Another memento from the Ralph Moore archive, on his 104th birthday: a flyer advertising the introduction of 'Bit 'O' Sunshine', probably mailed out in 1956, the year of its introduction.
Interesting story about 'Bit 'O' Sunshine': back in the early 2000's, Carolyn Supinger, Sequoia's general manager sent me a list of Ralph's roses that she was trying to find plants of, so Sequoia could "bring home" as many of the Moore roses as were still around. Of course, many of the pre-1960 varieties remain lost and in all likelihood are extinct now. However, many "lost" cultivars did find their way back to Sequoia Nursery.
Shortly after Jerry Justice died, I was visiting with his nursery manager, Santos, who was sorting the inventory and dispatching it as responsibly as she could.
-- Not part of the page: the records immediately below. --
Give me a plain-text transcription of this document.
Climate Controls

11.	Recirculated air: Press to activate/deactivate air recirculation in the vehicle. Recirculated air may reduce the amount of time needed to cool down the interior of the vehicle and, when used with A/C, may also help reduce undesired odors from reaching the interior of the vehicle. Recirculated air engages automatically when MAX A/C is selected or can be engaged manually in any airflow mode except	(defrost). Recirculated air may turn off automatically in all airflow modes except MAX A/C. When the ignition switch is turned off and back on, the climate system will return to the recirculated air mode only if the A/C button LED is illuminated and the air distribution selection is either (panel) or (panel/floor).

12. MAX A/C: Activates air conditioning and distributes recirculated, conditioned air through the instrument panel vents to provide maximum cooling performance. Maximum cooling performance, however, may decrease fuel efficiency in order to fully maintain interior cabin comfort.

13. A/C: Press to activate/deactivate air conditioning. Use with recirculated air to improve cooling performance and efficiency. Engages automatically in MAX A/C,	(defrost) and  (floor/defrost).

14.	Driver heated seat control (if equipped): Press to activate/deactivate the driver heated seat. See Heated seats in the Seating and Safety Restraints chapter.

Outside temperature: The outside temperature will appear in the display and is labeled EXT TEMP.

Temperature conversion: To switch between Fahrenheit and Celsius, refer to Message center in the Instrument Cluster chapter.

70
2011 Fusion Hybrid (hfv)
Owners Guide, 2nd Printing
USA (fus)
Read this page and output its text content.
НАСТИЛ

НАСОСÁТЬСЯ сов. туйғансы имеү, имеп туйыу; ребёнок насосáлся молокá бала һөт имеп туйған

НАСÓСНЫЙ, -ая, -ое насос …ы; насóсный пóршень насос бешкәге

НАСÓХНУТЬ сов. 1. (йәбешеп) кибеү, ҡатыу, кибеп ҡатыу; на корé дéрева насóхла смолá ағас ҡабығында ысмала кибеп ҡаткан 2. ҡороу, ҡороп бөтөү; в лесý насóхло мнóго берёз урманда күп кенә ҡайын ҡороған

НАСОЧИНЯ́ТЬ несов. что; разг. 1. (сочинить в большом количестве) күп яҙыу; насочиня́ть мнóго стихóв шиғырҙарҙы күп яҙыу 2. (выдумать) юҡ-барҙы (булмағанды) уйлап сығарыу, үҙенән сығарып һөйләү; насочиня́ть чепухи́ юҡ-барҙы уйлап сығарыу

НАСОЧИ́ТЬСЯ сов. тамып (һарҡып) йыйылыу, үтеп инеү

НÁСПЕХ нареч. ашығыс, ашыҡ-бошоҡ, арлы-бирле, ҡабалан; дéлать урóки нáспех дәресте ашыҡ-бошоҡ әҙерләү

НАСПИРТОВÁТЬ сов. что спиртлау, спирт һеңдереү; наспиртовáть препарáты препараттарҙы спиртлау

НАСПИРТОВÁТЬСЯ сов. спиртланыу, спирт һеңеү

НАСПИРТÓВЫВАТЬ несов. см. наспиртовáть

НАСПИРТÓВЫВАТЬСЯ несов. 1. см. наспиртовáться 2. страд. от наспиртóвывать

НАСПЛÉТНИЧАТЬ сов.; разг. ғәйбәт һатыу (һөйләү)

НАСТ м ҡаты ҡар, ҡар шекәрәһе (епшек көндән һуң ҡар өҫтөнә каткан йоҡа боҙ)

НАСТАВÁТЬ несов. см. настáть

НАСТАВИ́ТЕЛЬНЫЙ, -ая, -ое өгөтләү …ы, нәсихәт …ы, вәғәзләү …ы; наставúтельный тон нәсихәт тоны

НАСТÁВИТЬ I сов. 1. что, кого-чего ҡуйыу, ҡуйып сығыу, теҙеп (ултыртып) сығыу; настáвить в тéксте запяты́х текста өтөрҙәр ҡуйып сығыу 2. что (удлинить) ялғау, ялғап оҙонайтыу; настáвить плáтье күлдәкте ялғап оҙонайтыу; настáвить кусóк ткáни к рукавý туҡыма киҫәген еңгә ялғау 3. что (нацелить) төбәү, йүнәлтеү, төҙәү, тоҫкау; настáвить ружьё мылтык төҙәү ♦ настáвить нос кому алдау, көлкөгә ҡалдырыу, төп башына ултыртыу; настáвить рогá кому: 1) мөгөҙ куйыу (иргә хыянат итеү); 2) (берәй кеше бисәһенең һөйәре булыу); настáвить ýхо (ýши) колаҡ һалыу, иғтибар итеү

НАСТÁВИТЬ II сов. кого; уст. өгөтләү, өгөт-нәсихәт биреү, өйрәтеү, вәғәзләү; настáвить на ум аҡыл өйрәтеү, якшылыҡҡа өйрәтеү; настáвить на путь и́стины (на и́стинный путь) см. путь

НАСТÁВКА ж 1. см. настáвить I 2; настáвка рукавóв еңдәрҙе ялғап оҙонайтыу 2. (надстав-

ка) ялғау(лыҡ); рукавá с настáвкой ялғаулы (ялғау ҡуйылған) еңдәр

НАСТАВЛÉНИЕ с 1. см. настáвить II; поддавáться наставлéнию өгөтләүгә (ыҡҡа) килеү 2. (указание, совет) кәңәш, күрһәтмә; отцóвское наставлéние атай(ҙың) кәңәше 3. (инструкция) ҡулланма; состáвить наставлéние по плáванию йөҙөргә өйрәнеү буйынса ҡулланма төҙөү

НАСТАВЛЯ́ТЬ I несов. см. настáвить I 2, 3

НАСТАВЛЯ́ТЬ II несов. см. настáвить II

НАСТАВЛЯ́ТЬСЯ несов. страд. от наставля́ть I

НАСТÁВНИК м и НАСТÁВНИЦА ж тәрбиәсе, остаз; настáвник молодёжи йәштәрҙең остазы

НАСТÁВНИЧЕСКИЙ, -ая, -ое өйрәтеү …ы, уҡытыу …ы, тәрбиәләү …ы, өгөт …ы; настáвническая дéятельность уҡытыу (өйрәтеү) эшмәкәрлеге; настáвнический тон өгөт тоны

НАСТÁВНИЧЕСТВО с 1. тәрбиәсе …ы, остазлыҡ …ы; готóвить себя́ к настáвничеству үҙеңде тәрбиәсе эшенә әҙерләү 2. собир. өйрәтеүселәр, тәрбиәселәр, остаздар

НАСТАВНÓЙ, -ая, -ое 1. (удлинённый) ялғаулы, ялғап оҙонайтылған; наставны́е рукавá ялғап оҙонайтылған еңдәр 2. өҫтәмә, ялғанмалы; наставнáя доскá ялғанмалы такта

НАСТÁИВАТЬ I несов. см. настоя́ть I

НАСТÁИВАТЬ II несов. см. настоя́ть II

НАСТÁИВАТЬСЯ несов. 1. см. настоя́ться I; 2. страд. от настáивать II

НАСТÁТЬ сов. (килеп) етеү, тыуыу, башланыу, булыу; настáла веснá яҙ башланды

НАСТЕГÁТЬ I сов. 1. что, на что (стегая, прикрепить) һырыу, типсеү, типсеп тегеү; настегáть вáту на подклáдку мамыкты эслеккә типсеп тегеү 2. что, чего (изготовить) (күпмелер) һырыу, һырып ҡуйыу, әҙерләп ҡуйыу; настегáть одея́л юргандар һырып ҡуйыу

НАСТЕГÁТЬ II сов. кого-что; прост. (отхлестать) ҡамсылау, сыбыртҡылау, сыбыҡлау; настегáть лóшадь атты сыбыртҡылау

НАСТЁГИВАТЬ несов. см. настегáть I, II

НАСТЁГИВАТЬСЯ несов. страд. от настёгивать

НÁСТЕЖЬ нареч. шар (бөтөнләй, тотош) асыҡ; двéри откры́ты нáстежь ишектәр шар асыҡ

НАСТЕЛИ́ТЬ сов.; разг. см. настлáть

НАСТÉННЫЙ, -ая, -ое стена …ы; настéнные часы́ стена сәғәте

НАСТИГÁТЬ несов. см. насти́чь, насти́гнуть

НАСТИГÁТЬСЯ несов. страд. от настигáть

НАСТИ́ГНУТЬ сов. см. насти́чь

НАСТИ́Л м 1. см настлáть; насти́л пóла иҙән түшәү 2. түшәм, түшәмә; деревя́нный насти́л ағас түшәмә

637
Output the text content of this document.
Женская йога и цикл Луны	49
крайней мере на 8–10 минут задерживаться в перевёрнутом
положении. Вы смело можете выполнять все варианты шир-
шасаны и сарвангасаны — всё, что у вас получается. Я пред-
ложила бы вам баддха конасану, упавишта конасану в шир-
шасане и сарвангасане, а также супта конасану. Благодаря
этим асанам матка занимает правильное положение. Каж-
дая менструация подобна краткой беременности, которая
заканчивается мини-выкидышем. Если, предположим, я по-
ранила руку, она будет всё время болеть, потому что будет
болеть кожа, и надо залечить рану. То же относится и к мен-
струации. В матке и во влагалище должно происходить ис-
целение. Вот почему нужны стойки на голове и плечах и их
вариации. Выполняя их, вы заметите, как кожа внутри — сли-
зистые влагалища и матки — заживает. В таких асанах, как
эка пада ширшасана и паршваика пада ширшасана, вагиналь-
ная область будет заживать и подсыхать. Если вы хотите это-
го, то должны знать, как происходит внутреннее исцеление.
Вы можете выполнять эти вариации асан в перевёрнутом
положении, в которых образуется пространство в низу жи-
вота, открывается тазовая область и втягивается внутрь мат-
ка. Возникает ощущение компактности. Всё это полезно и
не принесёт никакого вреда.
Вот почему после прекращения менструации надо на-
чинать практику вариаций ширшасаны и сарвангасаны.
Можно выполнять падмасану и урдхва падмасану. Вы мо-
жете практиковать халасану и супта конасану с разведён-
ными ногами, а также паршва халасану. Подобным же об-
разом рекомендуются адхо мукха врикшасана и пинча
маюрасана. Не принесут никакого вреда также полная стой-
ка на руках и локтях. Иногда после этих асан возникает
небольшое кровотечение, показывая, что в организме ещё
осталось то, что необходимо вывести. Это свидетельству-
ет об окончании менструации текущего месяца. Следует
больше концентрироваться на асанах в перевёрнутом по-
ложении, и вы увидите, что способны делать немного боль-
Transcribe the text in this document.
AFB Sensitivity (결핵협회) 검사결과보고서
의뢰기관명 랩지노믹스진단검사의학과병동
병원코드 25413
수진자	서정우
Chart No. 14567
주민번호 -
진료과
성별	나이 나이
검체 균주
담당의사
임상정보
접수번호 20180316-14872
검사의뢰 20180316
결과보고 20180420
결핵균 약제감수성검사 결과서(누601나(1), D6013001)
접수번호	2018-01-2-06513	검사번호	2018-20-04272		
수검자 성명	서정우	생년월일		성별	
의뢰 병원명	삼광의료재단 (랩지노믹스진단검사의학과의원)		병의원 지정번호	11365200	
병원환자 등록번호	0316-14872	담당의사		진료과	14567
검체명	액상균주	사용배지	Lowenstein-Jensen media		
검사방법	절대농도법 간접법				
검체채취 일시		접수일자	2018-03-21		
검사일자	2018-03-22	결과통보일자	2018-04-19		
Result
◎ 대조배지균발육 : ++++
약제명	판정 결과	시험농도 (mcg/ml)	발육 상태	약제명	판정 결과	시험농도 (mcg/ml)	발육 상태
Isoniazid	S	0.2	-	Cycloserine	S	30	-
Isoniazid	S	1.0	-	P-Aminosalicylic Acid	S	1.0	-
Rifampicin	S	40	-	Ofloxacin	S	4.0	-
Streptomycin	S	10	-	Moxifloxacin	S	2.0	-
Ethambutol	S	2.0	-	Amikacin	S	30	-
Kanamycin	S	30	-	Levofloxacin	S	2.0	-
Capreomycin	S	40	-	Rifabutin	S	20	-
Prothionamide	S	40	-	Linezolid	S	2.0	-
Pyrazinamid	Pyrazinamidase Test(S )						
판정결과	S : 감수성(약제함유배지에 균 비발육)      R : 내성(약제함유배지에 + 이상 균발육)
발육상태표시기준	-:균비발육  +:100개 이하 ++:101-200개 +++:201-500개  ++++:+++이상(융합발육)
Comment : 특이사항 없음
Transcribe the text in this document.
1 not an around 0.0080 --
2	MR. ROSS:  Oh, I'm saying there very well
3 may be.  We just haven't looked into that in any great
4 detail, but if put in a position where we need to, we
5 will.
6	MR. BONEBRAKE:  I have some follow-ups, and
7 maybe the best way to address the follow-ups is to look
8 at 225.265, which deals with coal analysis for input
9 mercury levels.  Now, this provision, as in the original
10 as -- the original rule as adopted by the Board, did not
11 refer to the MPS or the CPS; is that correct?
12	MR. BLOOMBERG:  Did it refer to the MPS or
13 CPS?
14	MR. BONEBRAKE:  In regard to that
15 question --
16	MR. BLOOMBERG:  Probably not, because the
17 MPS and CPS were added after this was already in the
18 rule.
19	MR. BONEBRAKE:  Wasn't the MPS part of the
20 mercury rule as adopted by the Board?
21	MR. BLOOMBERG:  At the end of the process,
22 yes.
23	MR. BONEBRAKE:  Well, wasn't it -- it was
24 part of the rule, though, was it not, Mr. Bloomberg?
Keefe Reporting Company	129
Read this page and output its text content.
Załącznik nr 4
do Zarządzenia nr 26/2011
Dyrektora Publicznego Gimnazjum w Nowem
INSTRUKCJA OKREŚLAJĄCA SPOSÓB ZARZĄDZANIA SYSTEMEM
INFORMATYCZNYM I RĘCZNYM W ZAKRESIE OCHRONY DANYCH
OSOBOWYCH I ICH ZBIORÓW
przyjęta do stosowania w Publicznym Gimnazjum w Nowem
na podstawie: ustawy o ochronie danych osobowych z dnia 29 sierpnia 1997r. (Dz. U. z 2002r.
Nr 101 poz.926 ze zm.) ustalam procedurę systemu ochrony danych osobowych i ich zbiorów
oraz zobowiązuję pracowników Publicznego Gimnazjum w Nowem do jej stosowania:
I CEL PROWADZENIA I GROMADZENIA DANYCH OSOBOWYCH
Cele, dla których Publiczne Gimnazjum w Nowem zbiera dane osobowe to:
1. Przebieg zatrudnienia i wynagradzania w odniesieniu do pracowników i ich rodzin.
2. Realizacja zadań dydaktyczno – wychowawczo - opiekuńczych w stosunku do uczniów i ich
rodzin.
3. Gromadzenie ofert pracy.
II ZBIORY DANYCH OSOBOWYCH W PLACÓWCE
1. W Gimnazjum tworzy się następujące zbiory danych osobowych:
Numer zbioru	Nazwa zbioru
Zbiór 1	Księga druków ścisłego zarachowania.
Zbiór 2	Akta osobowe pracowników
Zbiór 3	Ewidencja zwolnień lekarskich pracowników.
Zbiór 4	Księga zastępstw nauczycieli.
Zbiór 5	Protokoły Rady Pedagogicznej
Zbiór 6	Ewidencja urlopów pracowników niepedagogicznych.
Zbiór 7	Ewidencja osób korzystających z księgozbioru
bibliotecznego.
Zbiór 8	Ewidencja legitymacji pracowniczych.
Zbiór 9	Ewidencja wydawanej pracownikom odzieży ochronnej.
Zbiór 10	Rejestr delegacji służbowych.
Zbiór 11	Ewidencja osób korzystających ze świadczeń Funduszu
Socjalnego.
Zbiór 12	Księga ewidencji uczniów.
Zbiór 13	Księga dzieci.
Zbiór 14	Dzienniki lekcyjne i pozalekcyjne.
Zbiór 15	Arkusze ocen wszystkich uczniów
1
I was sorting through a tray of 'Rise 'N' Shine's I was buying and in the tray was a half dozen plants that were clearly not 'Rise 'N' Shine'. I pointed this out to Santos who didn't know what they were. So, I took them home with me, knowing that Carolyn was looking for some of Ralph's older roses. Who knows, right?
I sent three plants to Carolyn at Sequoia, and she gave them to Ralph for identification. Well, guess what? Ralph said they were 'Bit 'O' Sunshine', one of his varieties from the mid-fifties. One other "lost" variety was found growing at Justice Miniatures that year as well: 'Strawberry Swirl', one of the early Mini Mosses Moore bred.
Many of the early Moore roses remain lost at this time, with little hope of recovery. After fifty years or more, there is slim chance that any of them are still alive in private gardens around the country. Still, it is a testament to Ralph that well over 3/4 of his 500+ hybrids are still grown and many are in commerce to this day. (In spite of the serious decline in people's interest in roses, especially the miniatures. )
As it happens, I have living specimens of all three of the roses listed in this flyer!